My Lords, as I suggested a moment ago, this amendment deals with matters that we dealt with in the previous group. It would omit the provision that it is,
“for a police officer not below a rank specified by order … to determine … whether there are exceptional circumstances for the purposes of”,
Clause 15. Therefore, the amendment really goes with the amendments that remove the requirement for there to be exceptional circumstances. It also goes with the view that I expressed in introducing the previous group of amendments—that it really ought not to be simply for the police to determine a question such as whether there are exceptional circumstances to justify prosecution, therefore meaning that there would not be a prosecution but there would be a caution. It ought to be the prosecutor who takes both decisions.

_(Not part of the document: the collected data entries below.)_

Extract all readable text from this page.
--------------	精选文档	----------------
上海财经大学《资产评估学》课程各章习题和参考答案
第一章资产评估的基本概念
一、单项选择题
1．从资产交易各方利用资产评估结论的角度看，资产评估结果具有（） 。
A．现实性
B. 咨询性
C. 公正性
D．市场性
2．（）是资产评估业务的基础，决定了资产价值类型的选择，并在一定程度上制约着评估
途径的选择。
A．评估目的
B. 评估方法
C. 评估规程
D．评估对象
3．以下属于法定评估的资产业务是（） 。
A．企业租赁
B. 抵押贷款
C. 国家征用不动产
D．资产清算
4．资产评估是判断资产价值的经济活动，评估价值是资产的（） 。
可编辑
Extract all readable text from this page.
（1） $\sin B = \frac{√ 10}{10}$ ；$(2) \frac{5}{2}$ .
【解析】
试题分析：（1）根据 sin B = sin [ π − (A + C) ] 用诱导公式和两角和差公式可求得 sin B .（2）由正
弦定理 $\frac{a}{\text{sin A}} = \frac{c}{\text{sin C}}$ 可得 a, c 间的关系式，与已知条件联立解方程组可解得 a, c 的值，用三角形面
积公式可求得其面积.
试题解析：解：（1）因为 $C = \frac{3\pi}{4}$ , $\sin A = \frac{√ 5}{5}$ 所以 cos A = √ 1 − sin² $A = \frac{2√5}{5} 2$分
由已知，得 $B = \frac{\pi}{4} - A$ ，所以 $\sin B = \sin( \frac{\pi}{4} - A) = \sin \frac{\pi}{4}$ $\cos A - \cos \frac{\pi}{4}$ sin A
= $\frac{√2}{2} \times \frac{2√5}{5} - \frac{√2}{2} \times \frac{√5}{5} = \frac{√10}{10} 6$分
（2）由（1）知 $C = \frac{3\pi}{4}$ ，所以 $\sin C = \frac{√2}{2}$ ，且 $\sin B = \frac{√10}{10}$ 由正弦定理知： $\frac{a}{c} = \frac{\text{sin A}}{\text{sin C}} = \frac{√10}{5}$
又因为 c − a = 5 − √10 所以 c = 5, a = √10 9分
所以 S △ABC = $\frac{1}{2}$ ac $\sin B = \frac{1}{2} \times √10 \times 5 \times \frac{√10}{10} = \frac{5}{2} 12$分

I shall speak also to Amendment 26, on which Amendment 27 is consequential, merely removing the passage providing for the affirmative resolution. Amendment 26 would remove subsection (7) which provides:
“The Secretary of State may by order amend this section so as to provide for a different period for the purposes of subsection (4)(b)”.
Subsection (4)(b) simply sets out a two-year period, which is the period within which a previous offence must have been committed. I fail to see how later experience will help the Secretary of State or anyone else determine whether two years is the right period. Given the experience of the criminal courts, the Committee knows whether repetition within two years is right. Experience is unlikely to change that because there is no doubt that an arbitrary period has been selected as in more cases than not it will be judged to be about right. In some cases, an offence committed three years ago ought not to be disregarded; in other cases, an offence committed a year ago ought to be disregarded. I simply do not understand why we should need an order-making power to change that two-year period.